Bentang alam itu juga sebagai rumah bagi roh leluhur dan tempat pendidikan. Setiap jenis kayu, tanaman rambat, bahkan cuitan burung memiliki makna. Tak satu pun boleh diambil sembarangan.  “Kami hidup dari hutan, tapi tidak mengambil lebih dari yang kami perlu,” tuturnya.

BACA: Pemkab Probolinggo Siapkan 100 Desa Wisata dan 100 Event untuk Pengembangan Pariwisata

Di Malasigi, ekowisata dan adat berjalan bersisian. Pengunjung datang untuk menyusuri gua-gua alam, mandi di sumber air panas alami, dan mengamati satwa endemik Papua.

Semua aktivitas tersebut dijalankan sesuai aturan adat: diam, sopan, dan minta izin kepada pemangku hak ulayat.

Salah satu destinasi utama Malasigi adalah pemandian air panas, yakni kolam alami di tengah rimbunnya hutan. Airnya hangat, uapnya tipis mengambang seperti dupa yang naik ke langit hutan. Tapi tak sembarang orang bisa masuk.

Diskusi yang diselenggarakan dalam Media Gathering Pertamina EP di Makassar, Senin, 23 Juni 2025. Foto: Pertamina EP

Menurut adat setempat, mata air itu sakral dan menjadi tempat keramat yang dijaga oleh para tetua secara turun-temurun.

Untuk masuk dan mandi, pengunjung wajib mengikuti ritual adat terlebih dulu. Aturan dan larangan bukan mitos belaka, tapi bentuk penghormatan terhadap keseimbangan antara manusia dan alam.

BACA: Pertamina EP Komitmen Kembangkan Pendidikan di Bangkalan

Untuk menjaga kesucian mata air itu, perempuan yang sedang menstruasi dilarang masuk sana.
“Sumber air panas itu bukan kolam biasa. Untuk masuk saja, harus ada ritual terlebih dulu," ujar Manase.

Kelestarian hutan Malasigi memang telah menyedot perhatian secara nasional. Namun demikian, warga di sana masih menyimpan kegelisahan.

Salah satu kekhawatiran terbesar mereka yakni adanya perusahaan yang tak bertanggung jawab, utamanya jika ditanami pohon sawit.

Di antara gelisah, warga Malasigi tetap semangat untuk menjaga hutan adat.
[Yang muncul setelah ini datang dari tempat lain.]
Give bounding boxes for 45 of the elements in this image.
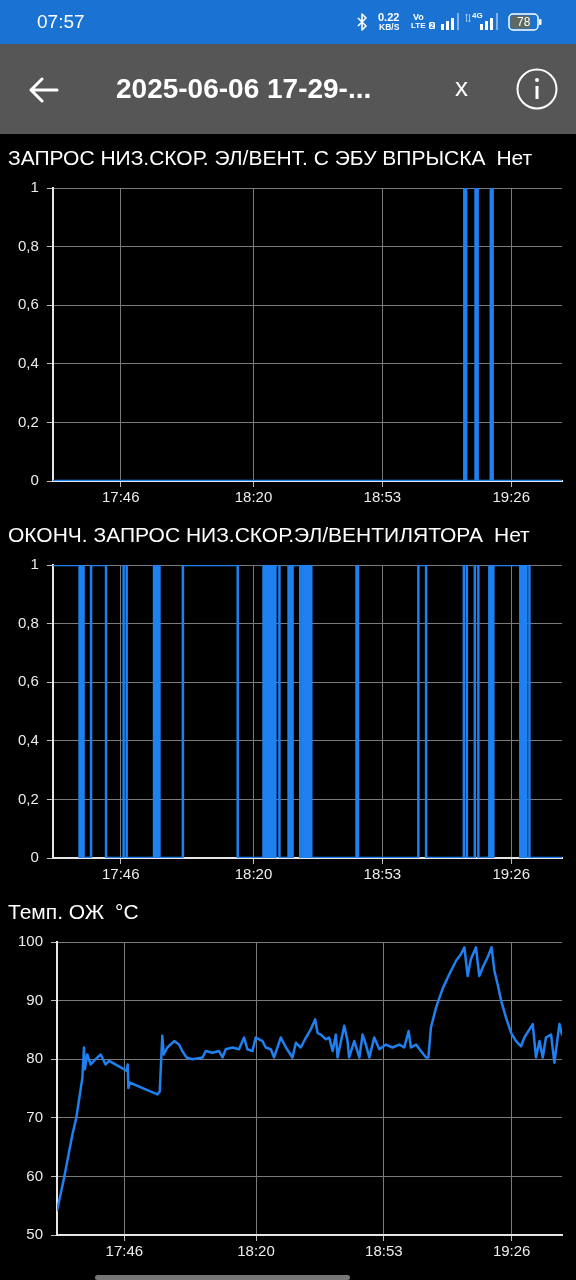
text: 2025-06-06 17-29-... (116, 73, 372, 104)
x-tick-label: 17:46 (101, 488, 140, 506)
y-tick-label: 0,4 (17, 730, 39, 748)
text: x (455, 72, 468, 102)
y-tick-label: 0,8 (17, 236, 39, 254)
x-tick-label: 17:46 (101, 865, 140, 883)
chart-title: Темп. ОЖ (8, 899, 105, 924)
x-tick-label: 18:20 (234, 488, 273, 506)
y-tick-label: 90 (26, 990, 44, 1008)
chart-subtitle: °C (115, 899, 139, 924)
y-tick-label: 0,2 (17, 789, 39, 807)
chart-subtitle: Нет (496, 145, 533, 170)
y-tick-label: 0,4 (17, 353, 39, 371)
y-tick-label: 1 (30, 178, 39, 196)
y-tick-label: 80 (26, 1049, 44, 1067)
chart-subtitle: Нет (493, 522, 530, 547)
y-tick-label: 0,6 (17, 672, 39, 690)
y-tick-label: 0,8 (17, 613, 39, 631)
text: 4G (472, 11, 483, 20)
y-tick-label: 60 (26, 1166, 44, 1184)
text: Vo (413, 12, 424, 22)
chart-title: ОКОНЧ. ЗАПРОС НИЗ.СКОР.ЭЛ/ВЕНТИЛЯТОРА (8, 522, 483, 547)
y-tick-label: 100 (18, 932, 44, 950)
text: 07:57 (37, 11, 85, 32)
text: KB/S (379, 22, 400, 32)
x-tick-label: 19:26 (492, 1242, 531, 1260)
y-tick-label: 0,6 (17, 295, 39, 313)
x-tick-label: 18:53 (363, 865, 402, 883)
x-tick-label: 19:26 (492, 865, 530, 883)
y-tick-label: 0 (30, 848, 39, 866)
y-tick-label: 0,2 (17, 412, 39, 430)
x-tick-label: 19:26 (492, 488, 530, 506)
text: 0.22 (378, 11, 400, 23)
text: 78 (517, 15, 531, 29)
text: LTE (411, 21, 426, 30)
x-tick-label: 18:53 (363, 488, 402, 506)
y-tick-label: 1 (30, 555, 39, 573)
chart-title: ЗАПРОС НИЗ.СКОР. ЭЛ/ВЕНТ. С ЭБУ ВПРЫСКА (8, 145, 486, 170)
x-tick-label: 17:46 (105, 1242, 144, 1260)
x-tick-label: 18:20 (237, 1242, 275, 1260)
y-tick-label: 70 (26, 1107, 44, 1125)
x-tick-label: 18:20 (234, 865, 273, 883)
x-tick-label: 18:53 (365, 1242, 403, 1260)
y-tick-label: 0 (30, 471, 39, 489)
y-tick-label: 50 (26, 1225, 44, 1243)
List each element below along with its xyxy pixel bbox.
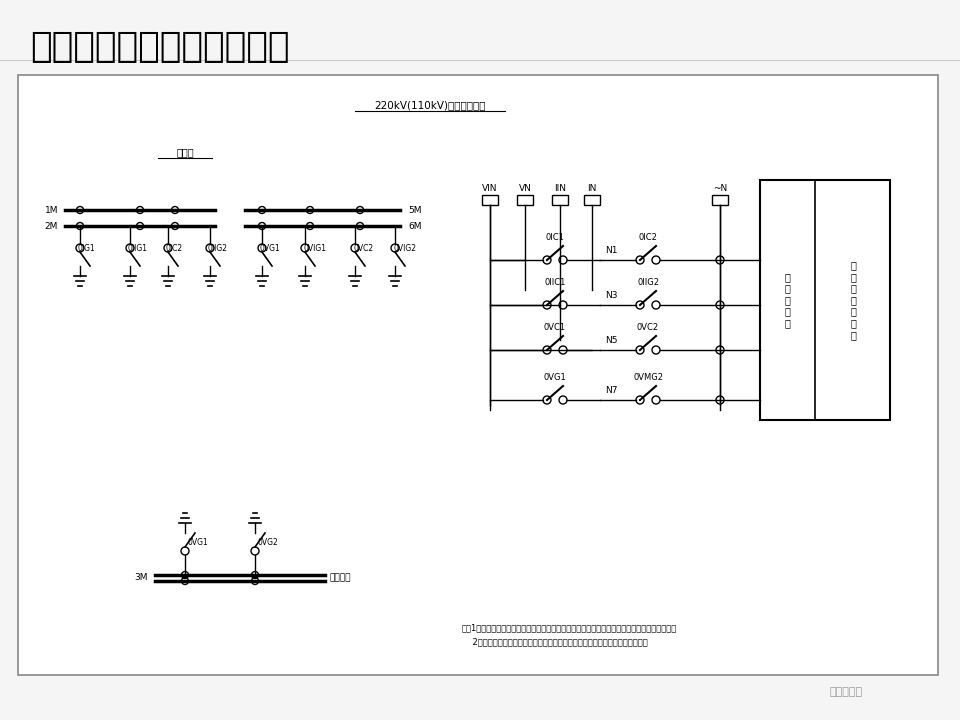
Text: 注：1、对其它接线形式，参照上图取舍相关回路即可；母线地刀的数量根据工程实际配置取舍。
    2、手动母线接地刀闸的五防逻辑由安装在刀闸操作机构上的机械编码锁: 注：1、对其它接线形式，参照上图取舍相关回路即可；母线地刀的数量根据工程实际配置…	[462, 624, 677, 647]
Text: 0IC1: 0IC1	[545, 233, 564, 242]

Mereka juga tetap memperkuat sistem adat sebagai benteng perlindungan.

BACA: Kesan Wisatawan Asing Mengikuti Tradisi Tumpeng Sewu di Desa Kemiren Banyuwangi 

Di Malasigi, ekonomi bukan alasan untuk mengorbankan ekologi. Malasigi menjadi pengingat bahwa bumi bisa dijaga, bukan hanya dengan teknologi tapi dengan tradisi.

Mereka bukan hanya warga kampung terpencil. Mereka adalah penjaga paru-paru bumi yang menjaga napas alam tetap berhembus dari jantung Papua. Suasananya tenang, mempertahankan adat dengan penuh rasa hormat.

“Kalau hutan habis, kita juga ikut habis. Hutan bukan hanya tempat tinggal, tapi dia juga melindungi kami," katanya.

Dukungan dari Pertamina EP Papua Field juga jadi titik penting. Program pendampingan, pelatihan, dan promosi desa wisata dilakukan dengan prinsip lingkungan, sosial dan nilai-nilai berkelanjutan. Tapi, arah utamanya tetap ditentukan masyarakat adat sendiri.